High school students test their working replica of the American Turtle, the first U.S. submarine

High school students test their working replica of the American Turtle, the first U.S. submarine

Egg-shaped and powered by a pedal-operated propeller, the American Turtle is not a vessel for the claustrophobic.

But that didn’t seem to bother Roy Manstan, a Navy-trained diver who gamely climbed inside the replica of the one-man antique submarine used briefly during the Revolutionary War.

Alumni and current students gathered at the Connecticut RiverMuseum in Essex, Conn., on a chilly Nov. 10 to see the submerging of their Turtle, built over a four-year period by students at Old Saybrook (Conn.) High School.

About 50 in the crowd had a hand in creating the odd craft under the supervision of woodshop teacher Fred Frese, who built the original replica, designed by Joseph Leary, at the museum in 1976.

“I did work on it a bit and it is great seeing it,” says Mason Hall, a junior at OldSaybrookHigh School. “Since freshman year I got to see it come from a frame to what it is now, and it is very cool.”

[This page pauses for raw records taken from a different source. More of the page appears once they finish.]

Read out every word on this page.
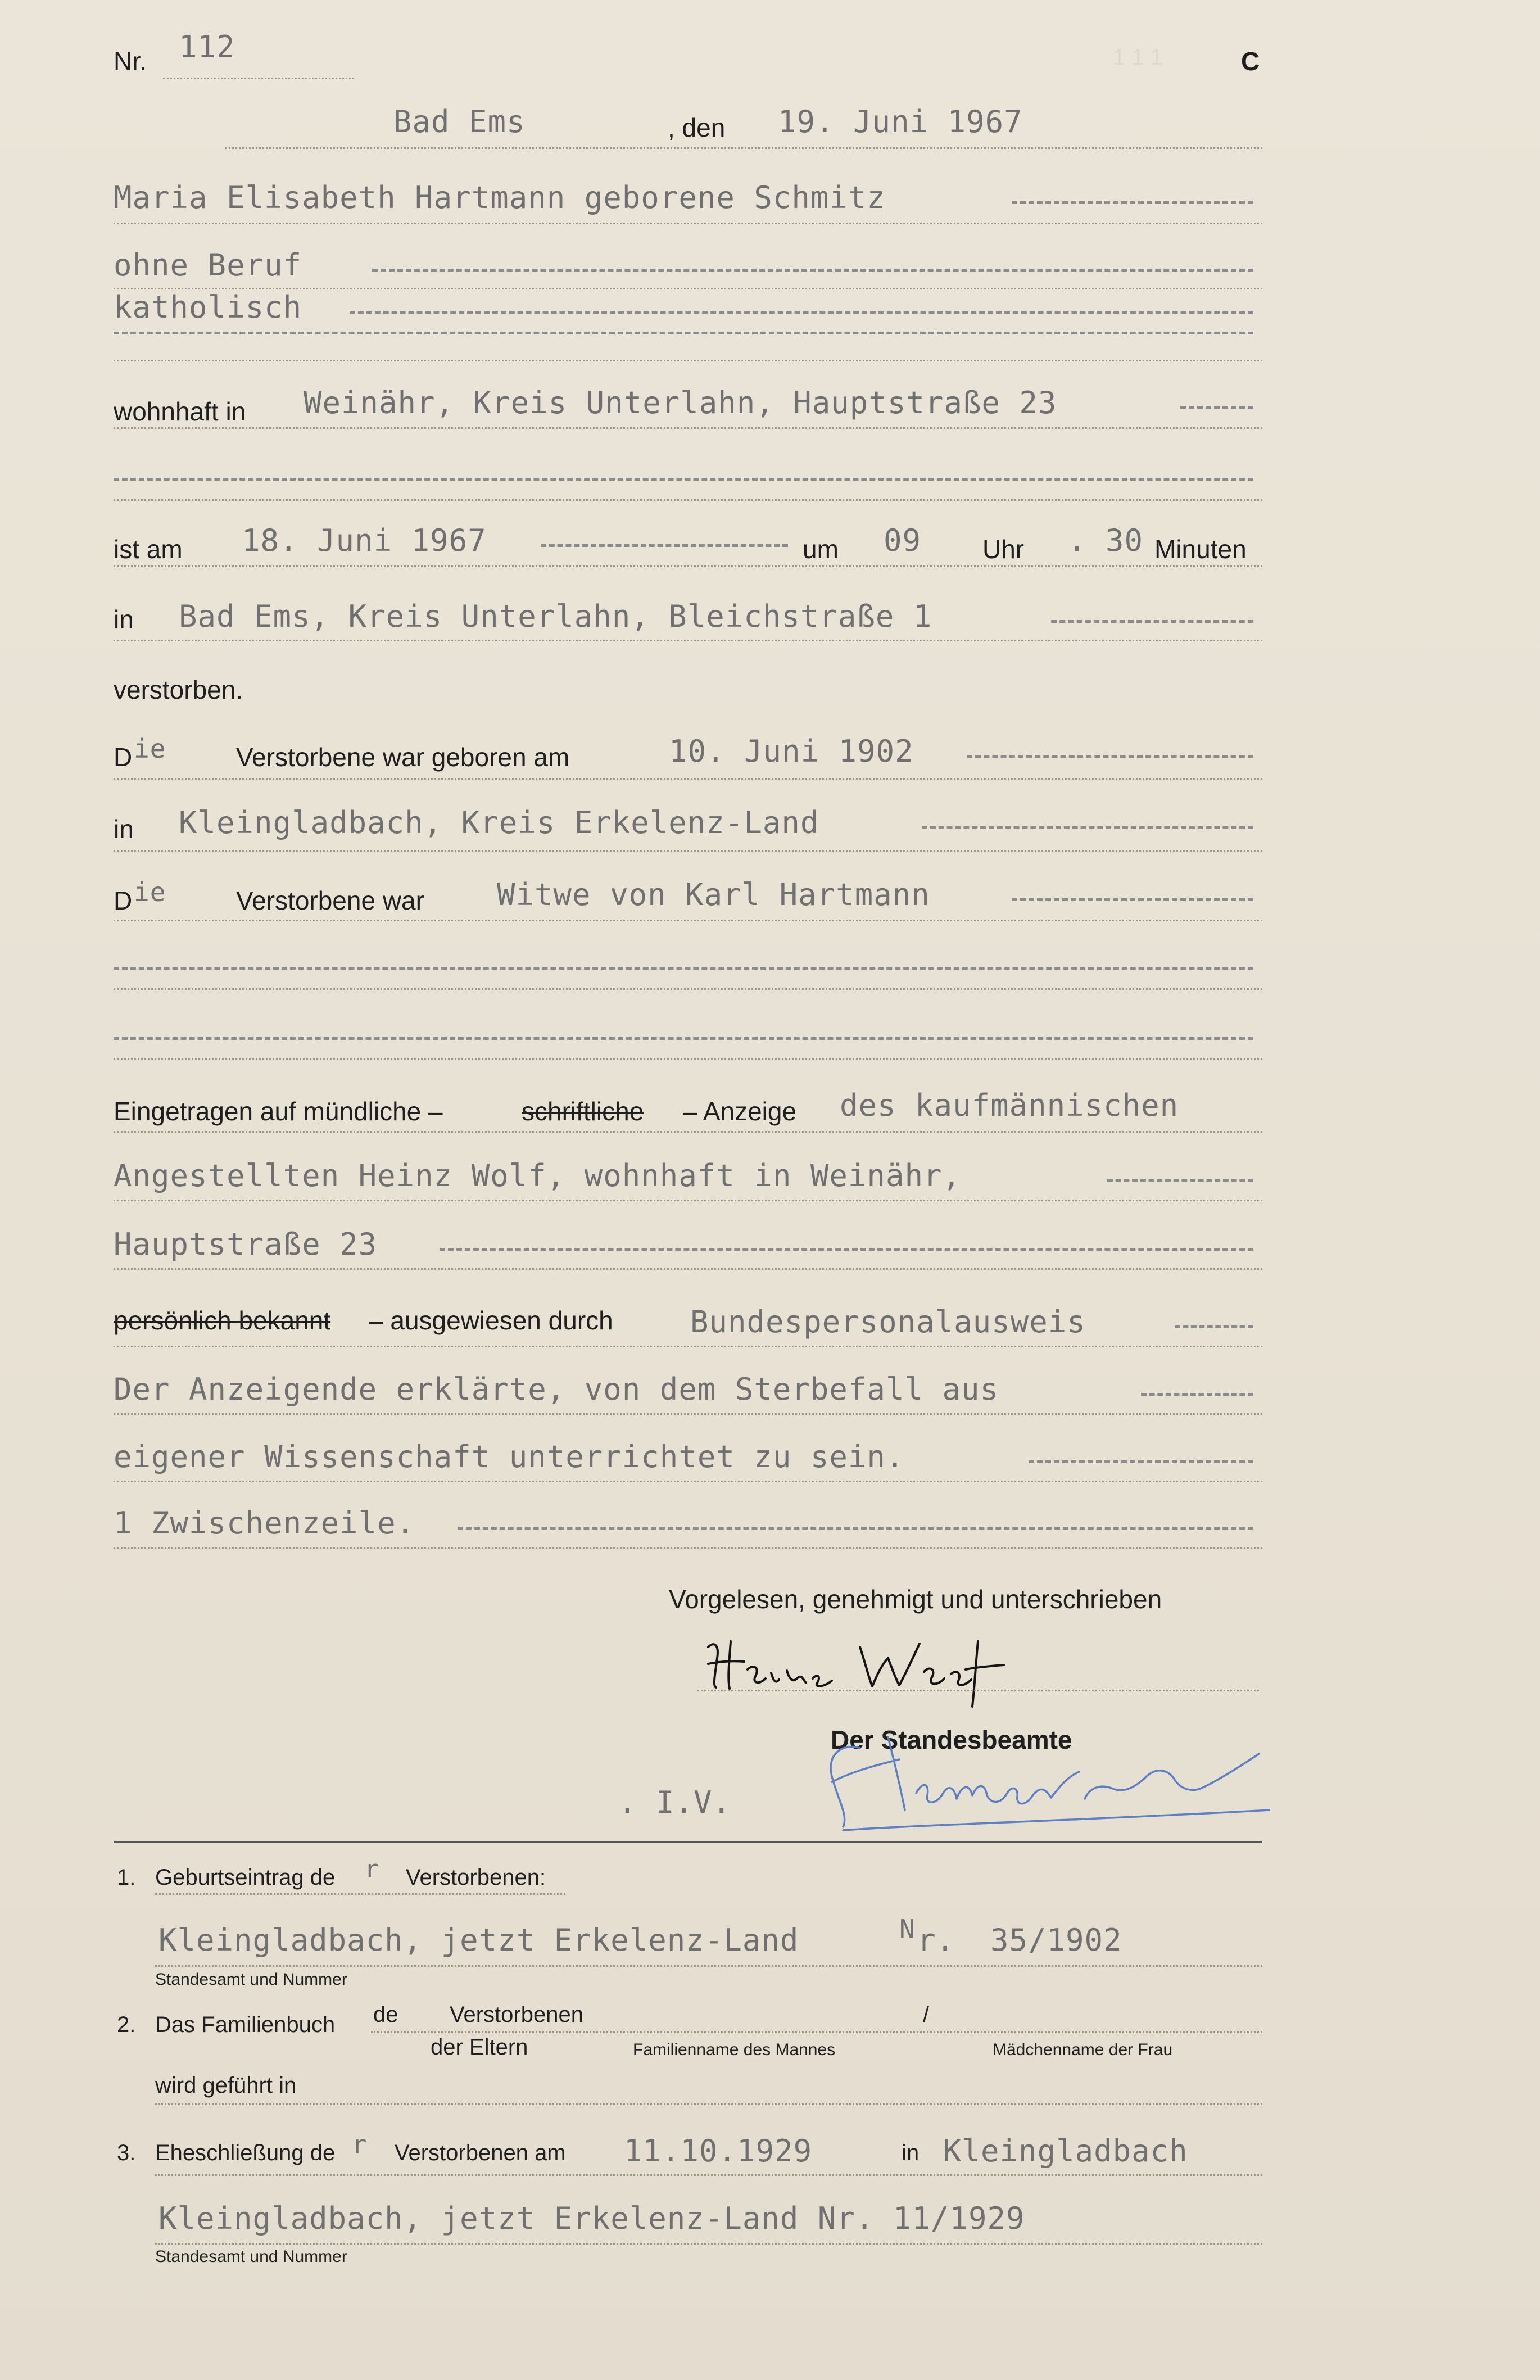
1 1 1
Nr. 112	C
Bad Ems	, den 19. Juni 1967
Maria Elisabeth Hartmann geborene Schmitz
ohne Beruf
katholisch
wohnhaft in Weinähr, Kreis Unterlahn, Hauptstraße 23
ist am 18. Juni 1967	um 09 Uhr . 30 Minuten
in Bad Ems, Kreis Unterlahn, Bleichstraße 1
verstorben.
D ie	Verstorbene war geboren am	10. Juni 1902
in Kleingladbach, Kreis Erkelenz-Land
D ie	Verstorbene war Witwe von Karl Hartmann
Eingetragen auf mündliche –	schriftliche – Anzeige des kaufmännischen
Angestellten Heinz Wolf, wohnhaft in Weinähr,
Hauptstraße 23
persönlich bekannt – ausgewiesen durch	Bundespersonalausweis
Der Anzeigende erklärte, von dem Sterbefall aus
eigener Wissenschaft unterrichtet zu sein.
1 Zwischenzeile.
Vorgelesen, genehmigt und unterschrieben
Der Standesbeamte
. I.V.
1. Geburtseintrag de r Verstorbenen:
Kleingladbach, jetzt Erkelenz-Land	N r. 35/1902
Standesamt und Nummer
2. Das Familienbuch de Verstorbenen	/
der Eltern	Familienname des Mannes	Mädchenname der Frau
wird geführt in
3. Eheschließung de r Verstorbenen am 11.10.1929	in Kleingladbach
Kleingladbach, jetzt Erkelenz-Land Nr. 11/1929
Standesamt und Nummer
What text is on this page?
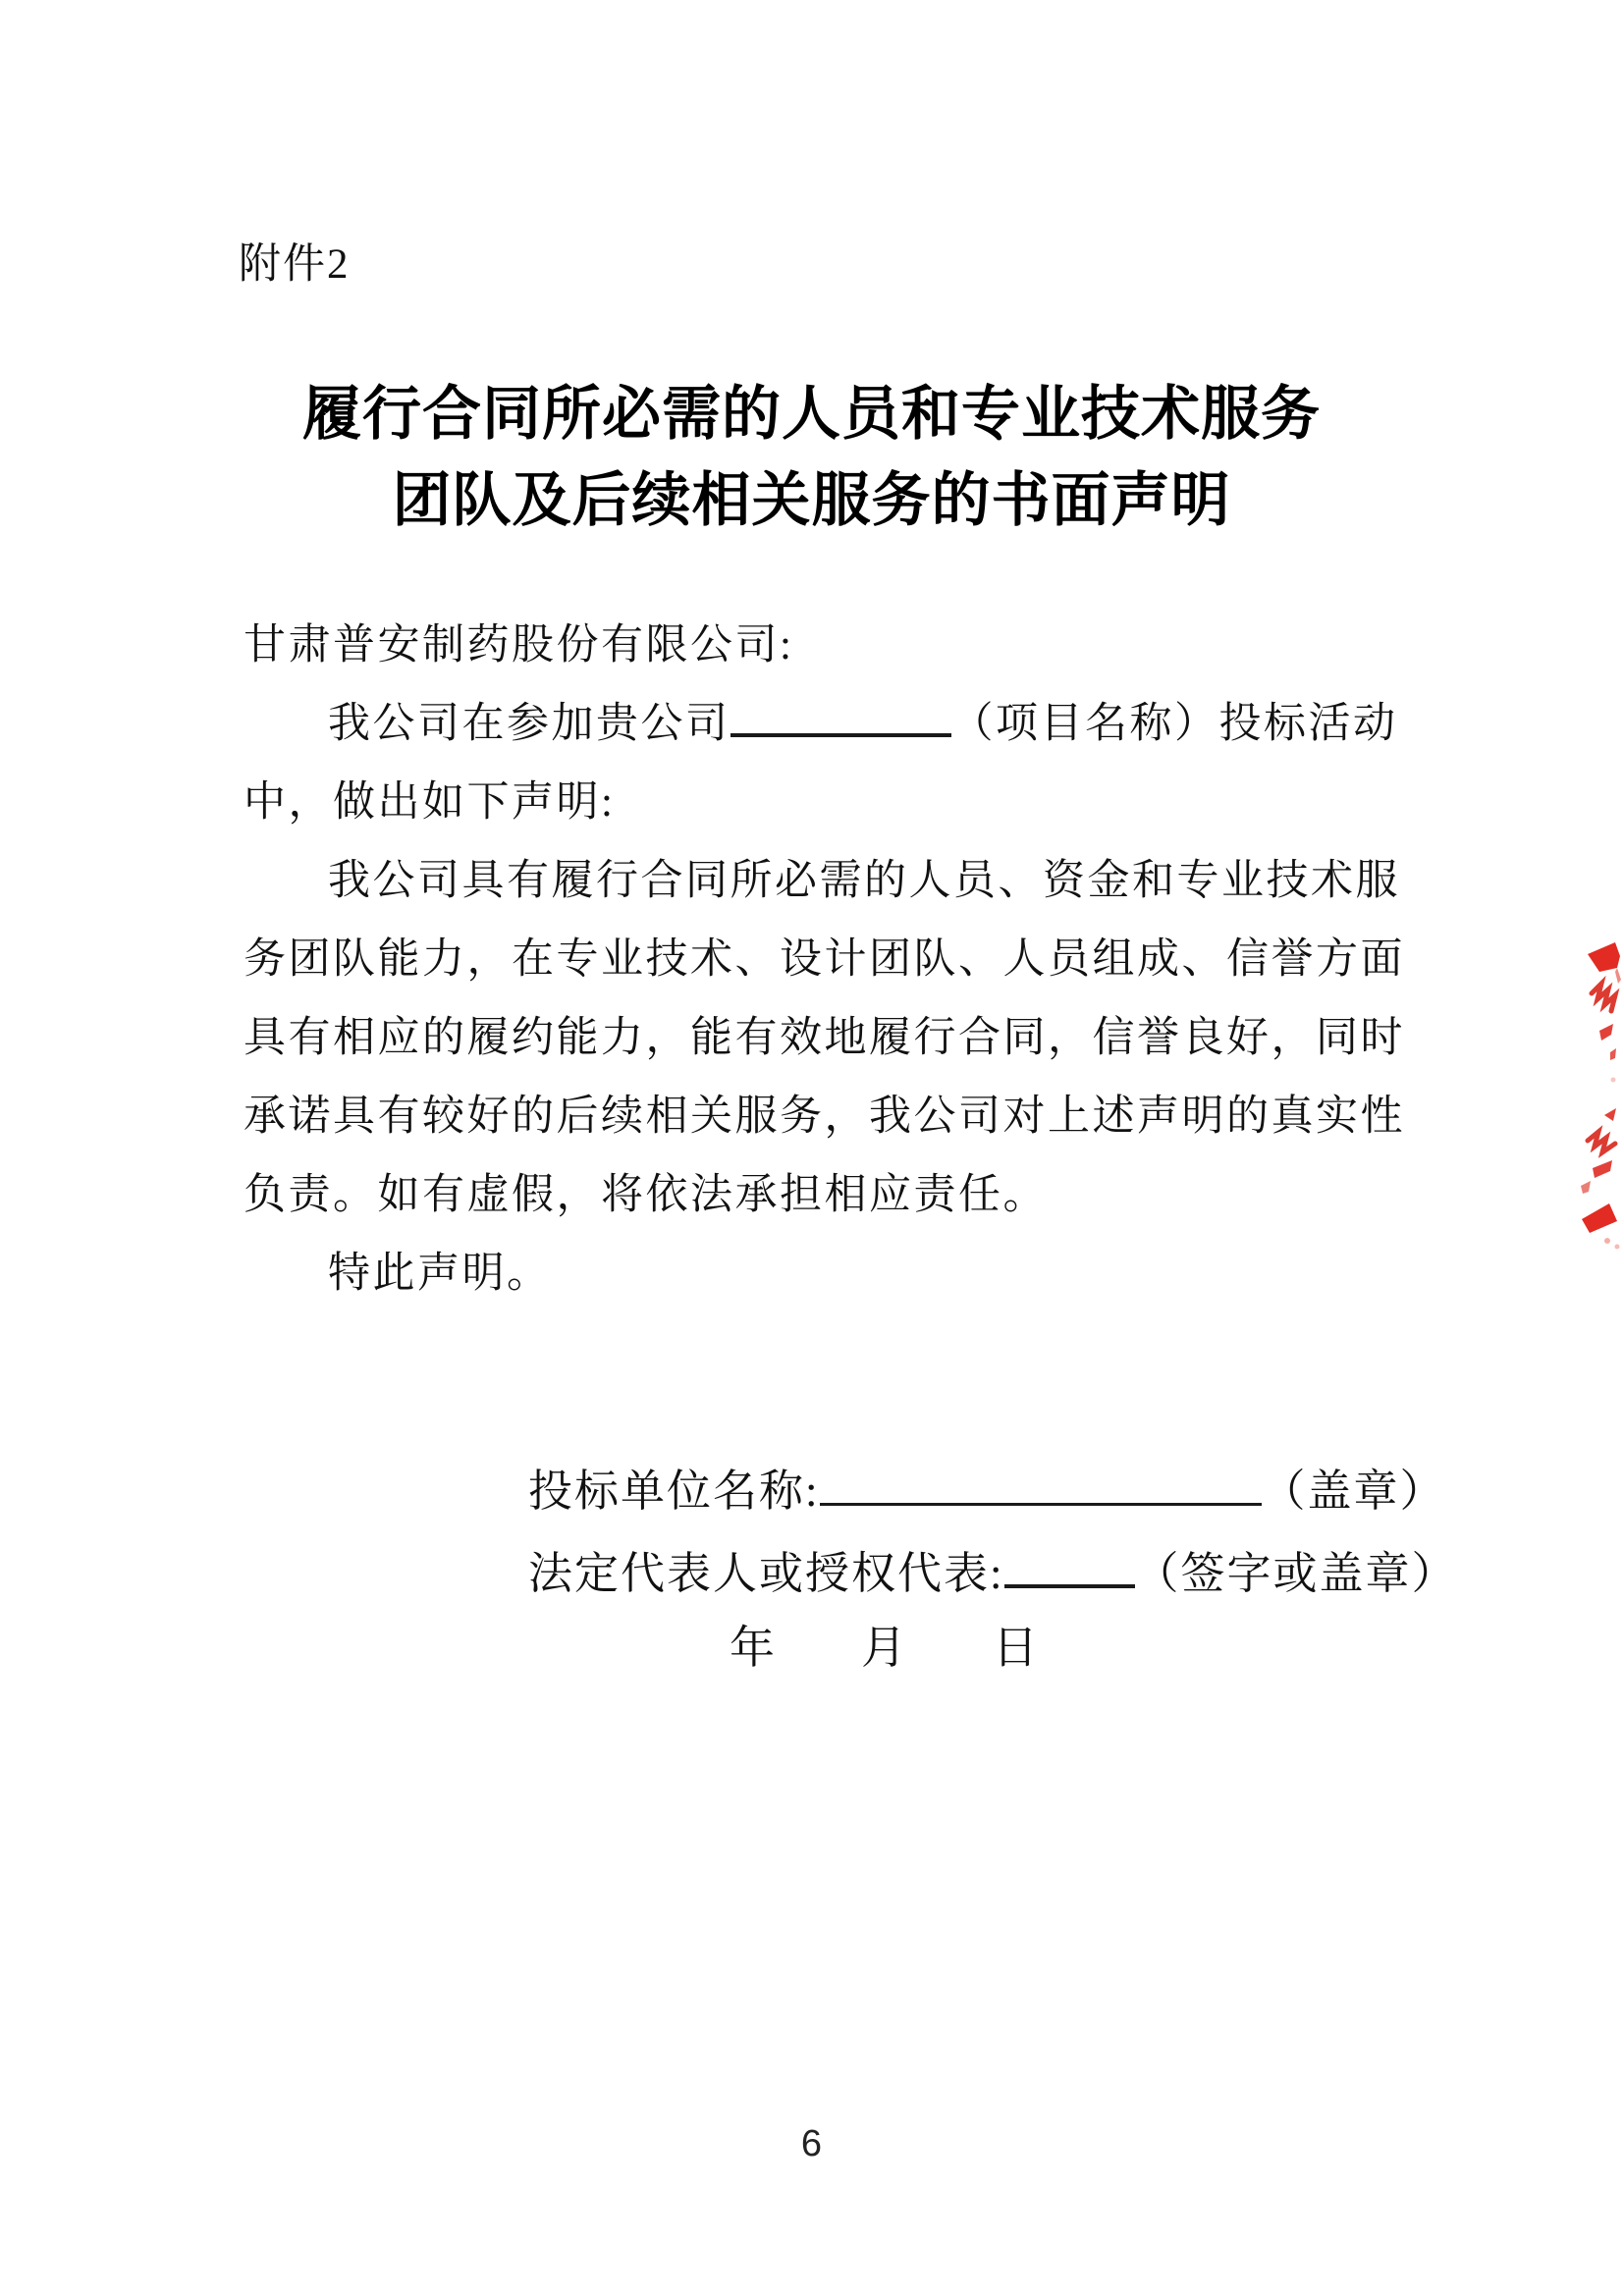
附件2
履行合同所必需的人员和专业技术服务
团队及后续相关服务的书面声明
甘肃普安制药股份有限公司:
我公司在参加贵公司	（项目名称）投标活动
中，做出如下声明:
我公司具有履行合同所必需的人员、资金和专业技术服
务团队能力，在专业技术、设计团队、人员组成、信誉方面
具有相应的履约能力，能有效地履行合同，信誉良好，同时
承诺具有较好的后续相关服务，我公司对上述声明的真实性
负责。如有虚假，将依法承担相应责任。
特此声明。
投标单位名称:	（盖章）
法定代表人或授权代表:	（签字或盖章）
年 月 日
6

State Sen. Eileen Daily christened the vessel with a bottle of champagne, then Manstan shut the top and was hoisted into the water by a crane donated for the ceremony by Essex-based Connecticut River Dock and Dredge. The Turtle bobbed in the water for about 10 to 15 minutes, spectators snapping photos as the “Don’t Tread On Me” flag at the top of the sub waved proudly. Though it couldn’t submerge completely due to the windy weather, people still clapped and cheered.

The original American Turtle, named because it appears to be crafted out of two enormous tortoise shells, was built in 1776 by Yale graduate David Bushnell as a submarine torpedo boat. Big enough for only one person, the device submerged when water was added to the hull and surfaced when the water was manually pumped out.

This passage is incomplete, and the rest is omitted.